Google searches, now with flights, reservations, package delivery info and more

Google Search (Nexus, iPhone)

Regardless of the devices you happen to favor, chances are high you’re using Google Search, the default search engine on iOS gadgets and Mac notebooks and desktops.

It’s been awhile since we covered Google Search improvements here on iDB and I didn’t want to pass on the opportunity to fill you in on today’s pretty important round of enhancements to the good ol’ Google Search.

Folks using Google Now on iOS on Android have been loving the way the feature automatically serves relevant information pertaining to their flights, reservations, appointments and more. Now all of that is available in standard Google Search on desktop and mobile devices, right in your browser…

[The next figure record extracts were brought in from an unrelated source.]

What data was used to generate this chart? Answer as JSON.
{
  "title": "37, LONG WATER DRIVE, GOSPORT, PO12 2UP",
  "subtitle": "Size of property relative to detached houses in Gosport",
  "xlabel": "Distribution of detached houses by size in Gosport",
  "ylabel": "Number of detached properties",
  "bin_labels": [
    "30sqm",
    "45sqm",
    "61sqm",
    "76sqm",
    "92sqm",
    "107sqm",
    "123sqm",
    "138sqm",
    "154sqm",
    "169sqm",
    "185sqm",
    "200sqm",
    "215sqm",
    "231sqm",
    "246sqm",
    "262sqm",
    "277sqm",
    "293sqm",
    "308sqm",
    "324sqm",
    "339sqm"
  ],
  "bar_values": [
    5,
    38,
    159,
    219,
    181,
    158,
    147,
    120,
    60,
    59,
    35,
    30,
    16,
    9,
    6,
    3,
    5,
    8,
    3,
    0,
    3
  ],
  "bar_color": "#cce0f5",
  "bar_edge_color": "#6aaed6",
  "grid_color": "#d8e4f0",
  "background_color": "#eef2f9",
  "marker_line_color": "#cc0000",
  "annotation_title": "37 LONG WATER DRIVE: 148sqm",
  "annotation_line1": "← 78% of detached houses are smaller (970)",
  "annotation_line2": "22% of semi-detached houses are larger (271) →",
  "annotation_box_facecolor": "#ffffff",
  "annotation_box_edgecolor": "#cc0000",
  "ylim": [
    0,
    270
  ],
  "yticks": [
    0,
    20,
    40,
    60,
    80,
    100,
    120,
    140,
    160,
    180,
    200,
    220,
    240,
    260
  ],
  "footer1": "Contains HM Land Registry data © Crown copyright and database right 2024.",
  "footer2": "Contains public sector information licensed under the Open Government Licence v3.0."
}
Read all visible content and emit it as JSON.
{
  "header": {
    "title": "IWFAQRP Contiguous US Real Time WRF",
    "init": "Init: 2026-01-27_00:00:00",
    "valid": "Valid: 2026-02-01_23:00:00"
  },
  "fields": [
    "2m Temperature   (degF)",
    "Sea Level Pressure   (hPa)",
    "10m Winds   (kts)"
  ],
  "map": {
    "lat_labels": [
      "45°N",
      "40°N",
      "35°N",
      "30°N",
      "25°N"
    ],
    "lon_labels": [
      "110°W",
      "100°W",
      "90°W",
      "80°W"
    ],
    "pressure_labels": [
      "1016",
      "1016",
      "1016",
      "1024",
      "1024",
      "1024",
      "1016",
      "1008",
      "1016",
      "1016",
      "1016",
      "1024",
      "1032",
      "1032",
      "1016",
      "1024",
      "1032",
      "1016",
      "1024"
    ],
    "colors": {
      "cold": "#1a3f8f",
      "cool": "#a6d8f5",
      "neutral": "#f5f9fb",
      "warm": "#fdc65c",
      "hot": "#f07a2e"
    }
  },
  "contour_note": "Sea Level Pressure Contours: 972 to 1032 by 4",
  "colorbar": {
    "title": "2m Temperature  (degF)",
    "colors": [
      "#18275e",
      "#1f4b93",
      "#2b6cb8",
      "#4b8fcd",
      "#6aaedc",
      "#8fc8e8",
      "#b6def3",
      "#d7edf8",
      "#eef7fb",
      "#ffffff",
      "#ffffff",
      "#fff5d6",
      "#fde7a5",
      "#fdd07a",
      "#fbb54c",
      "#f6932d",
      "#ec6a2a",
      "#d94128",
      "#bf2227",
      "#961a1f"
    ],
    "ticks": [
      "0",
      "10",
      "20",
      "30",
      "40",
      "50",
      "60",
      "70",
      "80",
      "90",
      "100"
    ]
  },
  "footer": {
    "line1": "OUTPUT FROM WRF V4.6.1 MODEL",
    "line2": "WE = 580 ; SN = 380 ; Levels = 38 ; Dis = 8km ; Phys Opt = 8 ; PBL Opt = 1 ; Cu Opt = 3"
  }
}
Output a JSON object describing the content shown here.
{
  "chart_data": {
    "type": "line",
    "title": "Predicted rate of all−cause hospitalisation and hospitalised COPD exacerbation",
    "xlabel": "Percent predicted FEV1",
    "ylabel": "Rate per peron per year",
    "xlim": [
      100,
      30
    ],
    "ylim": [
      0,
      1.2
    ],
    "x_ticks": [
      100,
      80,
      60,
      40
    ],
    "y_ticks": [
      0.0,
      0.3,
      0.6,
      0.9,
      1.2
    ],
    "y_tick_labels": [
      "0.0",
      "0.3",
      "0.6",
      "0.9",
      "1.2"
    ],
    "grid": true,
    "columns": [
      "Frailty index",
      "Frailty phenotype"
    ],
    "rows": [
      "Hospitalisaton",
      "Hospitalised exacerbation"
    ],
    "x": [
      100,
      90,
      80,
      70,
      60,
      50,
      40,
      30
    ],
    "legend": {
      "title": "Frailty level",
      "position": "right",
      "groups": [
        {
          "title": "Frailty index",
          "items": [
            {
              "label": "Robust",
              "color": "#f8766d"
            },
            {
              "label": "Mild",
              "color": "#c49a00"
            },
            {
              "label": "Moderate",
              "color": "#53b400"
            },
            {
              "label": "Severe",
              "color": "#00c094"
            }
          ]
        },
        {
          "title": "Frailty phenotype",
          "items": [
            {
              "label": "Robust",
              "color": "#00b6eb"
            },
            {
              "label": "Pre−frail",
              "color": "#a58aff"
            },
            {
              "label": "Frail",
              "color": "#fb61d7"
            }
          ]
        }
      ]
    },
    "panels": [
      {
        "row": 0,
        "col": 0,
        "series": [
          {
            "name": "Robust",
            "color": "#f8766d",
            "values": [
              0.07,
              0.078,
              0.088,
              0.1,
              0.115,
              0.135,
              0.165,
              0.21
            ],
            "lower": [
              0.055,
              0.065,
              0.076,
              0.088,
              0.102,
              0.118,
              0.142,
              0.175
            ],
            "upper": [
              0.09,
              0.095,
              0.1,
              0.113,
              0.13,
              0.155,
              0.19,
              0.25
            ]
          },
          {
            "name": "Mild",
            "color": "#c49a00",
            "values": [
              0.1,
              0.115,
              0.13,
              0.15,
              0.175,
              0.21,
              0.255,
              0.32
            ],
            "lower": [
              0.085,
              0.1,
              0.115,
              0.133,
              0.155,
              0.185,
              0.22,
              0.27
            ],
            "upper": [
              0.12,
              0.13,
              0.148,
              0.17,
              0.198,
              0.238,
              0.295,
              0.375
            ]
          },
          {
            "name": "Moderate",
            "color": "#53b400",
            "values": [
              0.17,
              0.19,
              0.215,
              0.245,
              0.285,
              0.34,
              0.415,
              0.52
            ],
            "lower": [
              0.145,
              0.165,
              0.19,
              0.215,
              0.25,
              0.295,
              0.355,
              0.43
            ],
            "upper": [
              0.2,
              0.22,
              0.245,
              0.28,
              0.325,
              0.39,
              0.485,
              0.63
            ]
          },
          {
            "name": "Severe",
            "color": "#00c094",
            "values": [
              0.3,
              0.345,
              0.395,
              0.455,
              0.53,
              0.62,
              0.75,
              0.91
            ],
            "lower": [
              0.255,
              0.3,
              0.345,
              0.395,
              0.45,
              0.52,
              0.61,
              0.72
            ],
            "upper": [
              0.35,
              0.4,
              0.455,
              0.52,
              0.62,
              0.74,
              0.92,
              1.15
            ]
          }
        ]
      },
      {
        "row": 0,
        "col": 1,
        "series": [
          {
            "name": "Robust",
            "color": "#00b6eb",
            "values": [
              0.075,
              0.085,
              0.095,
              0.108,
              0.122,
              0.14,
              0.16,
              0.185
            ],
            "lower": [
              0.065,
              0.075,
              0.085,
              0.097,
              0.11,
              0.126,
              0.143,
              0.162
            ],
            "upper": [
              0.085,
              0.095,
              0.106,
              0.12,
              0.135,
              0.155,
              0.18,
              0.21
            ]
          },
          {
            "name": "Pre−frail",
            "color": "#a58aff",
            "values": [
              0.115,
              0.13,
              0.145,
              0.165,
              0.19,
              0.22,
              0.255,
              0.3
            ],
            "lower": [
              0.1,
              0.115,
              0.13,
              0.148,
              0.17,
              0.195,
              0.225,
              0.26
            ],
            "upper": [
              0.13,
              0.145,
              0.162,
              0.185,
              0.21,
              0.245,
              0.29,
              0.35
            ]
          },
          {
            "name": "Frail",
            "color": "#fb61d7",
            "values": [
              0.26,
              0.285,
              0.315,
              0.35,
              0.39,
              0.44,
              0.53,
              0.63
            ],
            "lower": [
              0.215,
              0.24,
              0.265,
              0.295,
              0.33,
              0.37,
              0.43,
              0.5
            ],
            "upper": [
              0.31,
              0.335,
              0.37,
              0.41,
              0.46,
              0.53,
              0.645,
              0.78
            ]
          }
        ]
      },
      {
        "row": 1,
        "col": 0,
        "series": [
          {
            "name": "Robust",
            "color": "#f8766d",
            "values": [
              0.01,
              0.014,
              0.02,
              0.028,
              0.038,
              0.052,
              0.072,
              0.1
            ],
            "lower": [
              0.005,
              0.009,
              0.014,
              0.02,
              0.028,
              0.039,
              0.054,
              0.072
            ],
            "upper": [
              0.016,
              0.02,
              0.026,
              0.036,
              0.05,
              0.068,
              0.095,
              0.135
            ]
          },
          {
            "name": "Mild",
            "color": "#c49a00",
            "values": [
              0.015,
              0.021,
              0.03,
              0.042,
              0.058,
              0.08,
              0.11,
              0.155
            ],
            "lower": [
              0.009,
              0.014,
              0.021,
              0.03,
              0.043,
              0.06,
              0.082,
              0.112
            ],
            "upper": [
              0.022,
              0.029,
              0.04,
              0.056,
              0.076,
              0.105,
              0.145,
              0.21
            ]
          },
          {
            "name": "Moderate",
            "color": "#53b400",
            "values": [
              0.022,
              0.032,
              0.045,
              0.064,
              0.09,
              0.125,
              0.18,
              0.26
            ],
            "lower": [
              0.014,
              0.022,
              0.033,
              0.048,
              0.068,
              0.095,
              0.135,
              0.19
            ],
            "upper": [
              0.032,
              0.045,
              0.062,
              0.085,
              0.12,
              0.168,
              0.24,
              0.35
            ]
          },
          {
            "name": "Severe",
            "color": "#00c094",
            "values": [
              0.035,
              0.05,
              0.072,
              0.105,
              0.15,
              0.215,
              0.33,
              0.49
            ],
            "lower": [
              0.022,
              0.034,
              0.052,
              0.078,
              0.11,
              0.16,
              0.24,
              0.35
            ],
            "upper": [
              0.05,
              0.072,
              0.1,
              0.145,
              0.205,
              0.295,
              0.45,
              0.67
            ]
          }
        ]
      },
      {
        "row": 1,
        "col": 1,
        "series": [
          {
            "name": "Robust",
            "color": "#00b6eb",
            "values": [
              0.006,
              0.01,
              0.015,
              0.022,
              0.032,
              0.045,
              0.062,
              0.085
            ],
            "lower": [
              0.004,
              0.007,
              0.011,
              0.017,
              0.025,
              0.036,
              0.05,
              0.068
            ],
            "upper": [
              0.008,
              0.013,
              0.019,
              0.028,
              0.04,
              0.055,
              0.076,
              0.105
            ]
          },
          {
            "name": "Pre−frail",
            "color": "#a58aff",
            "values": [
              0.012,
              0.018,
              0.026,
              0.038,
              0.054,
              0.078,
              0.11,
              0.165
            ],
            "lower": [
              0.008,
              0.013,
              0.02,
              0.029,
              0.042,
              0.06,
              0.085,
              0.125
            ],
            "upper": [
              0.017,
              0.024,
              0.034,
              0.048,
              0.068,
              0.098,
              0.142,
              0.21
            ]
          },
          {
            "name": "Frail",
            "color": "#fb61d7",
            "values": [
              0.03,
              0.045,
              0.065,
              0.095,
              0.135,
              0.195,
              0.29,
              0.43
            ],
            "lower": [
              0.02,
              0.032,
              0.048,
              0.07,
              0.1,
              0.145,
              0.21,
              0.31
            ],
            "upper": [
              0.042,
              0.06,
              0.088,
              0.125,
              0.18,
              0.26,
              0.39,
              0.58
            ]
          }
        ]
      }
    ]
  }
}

Writing on the official Google blog, the company explained that you can now use Google search to look up information from Gmail, Calendar and Google+. Provided you’re signed-in, Google will populate your search results on desktop and mobile devices with flight, reservations and package delivery info.

Soon you’ll be able to find this info instantly in Google Search if it’s in your Gmail, Google Calendar or Google+. For example, just ask or type, “What’s my flight status?” or “When will my package arrive?”

Typing these kinds of questions (or asking using your voice) will analyze your Gmail messages, Google+ posts and circles and Calendar entries. It’s like Siri knowing about your schedule, messages and social interactions because those snippets of information reside inside stock apps on your device.

In addition to flights, reservations and package deliver info, you can also ask for “my purchases” to get the status of your current orders or “what are my plans for tomorrow?” to see a summary of upcoming flights, hotels, restaurant reservations and events.

My favorite is Google+ Photos integration: just say “Show me my photos from Australia” to see the photos you uploaded to Google+.

But wait, there’s more! You can also ask stuff such as “my photos of sunsets” and Google will do its best to recognize the correct type of photo.

Like Google Now, you can exclude specific services from searches.

To do so, click the globe icon at the top of the search results page and cherry-pick your preferred services. And should you ever feel the need to turn the feature off permanently, simply visit the Private Results section in your Search Settings on

For those concerned about the privacy of the newly supported search queries, Google is adamant that this information “is just for you – secure, via encrypted connection, and visible only to you when you’re signed in to Google”.

Of course, this kind of search integration with other Google services has been implemented on Android devices via Google Now cards for over a year now, with one notable difference –  there’s no way to actively query Google Now.

On a somewhat related note, the Internet giant argued its users had waived their right to privacy the instant they agreed to terms of service.

Google’s stance on privacy, from its legal filings:

Just as a sender of a letter to a business colleague cannot be surprised that the recipient’s assistant opens the letter, people who use web-based email today cannot be surprised if their emails are processed by the recipient’s email provider in the course of delivery.

Consumer Watchdog called this “a stunning admission” on Google’s part.

Google’s school of thought brings to mind Gmail Man.

I don’t like Google much, but I nonetheless use its products on an everyday basis – that’s how great Google services are (regardless of where your heart lies). And while I could imagine my daily productivity without such tools as Google+, Gmail, Docs, Drive, Voice, Maps and Translate, Search is not one of them.

To put it bluntly, in spite of Bing’s advancements and Yahoo’s continuous improvements to its search experience, I just can’t get my head around using any other search product except for Google’s.